The album falls somewhere between early Neil Young-era folk-rock and a ’90s REM jangle (Peter Buck actually plays on some cuts). Throw in some Gillian Welch backing vocals on eight of 10 songs and you’ve got an album with an alt-country feel.
“Don’t Carry It Off,” the first song, showcases the new (old) sound: Hard-strummed acoustic guitar, strong drumbeat and harmonica, and Buck adds some tasty mandolin. The song could have right at home on Young’s “Harvest” album. Gillian’s voice blends beautifully with Colin Meloy’s, which in this context loses that “British” accent.

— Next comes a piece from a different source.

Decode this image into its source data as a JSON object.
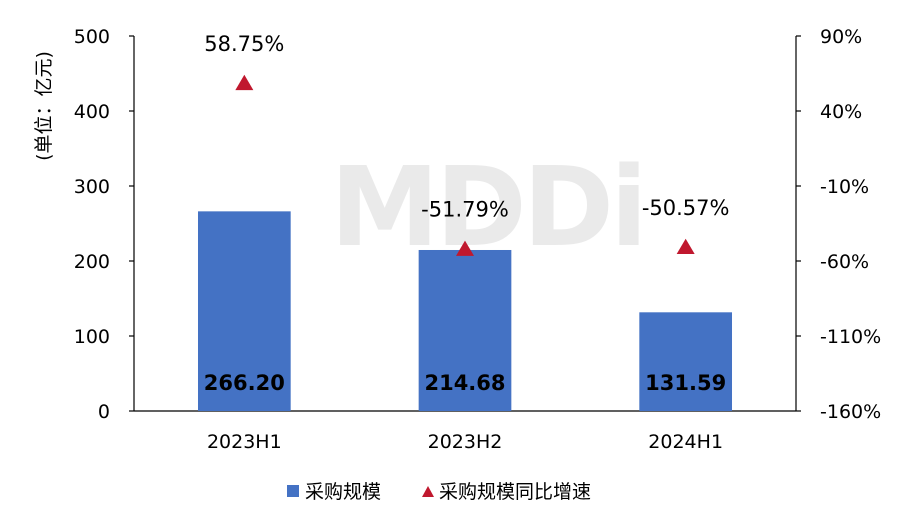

On “Calamity Song,” Buck’s 12-string rings out, bringing the REM feel to the forefront. A pedal steel and harmonica ring out in “Rise to Me.” The Neil Young references keep coming back to me. “Rox in the Box” may be the closest thing to a Decemberists story song, about the toil of old-time miners: “And you won’t make a dime/On this gray Granite Mountain Mine/Of dirt you’re made and to dirt you will return.” The songs are creative and feel very true to their sound.
The album’s single, “Down By the Water” is probably the most rocking tune here. It’s got that REM feel and the Colin/Gillian vocals adds a great tension. “June Hymn” is a nice, acoustic ballad as is “Dear Avery,” which closes the album.
It will be interesting to see how this album is received by true fans of the band and where the Decemberists will go next. But for this listener, “The King Is Dead” is a playlist keeper.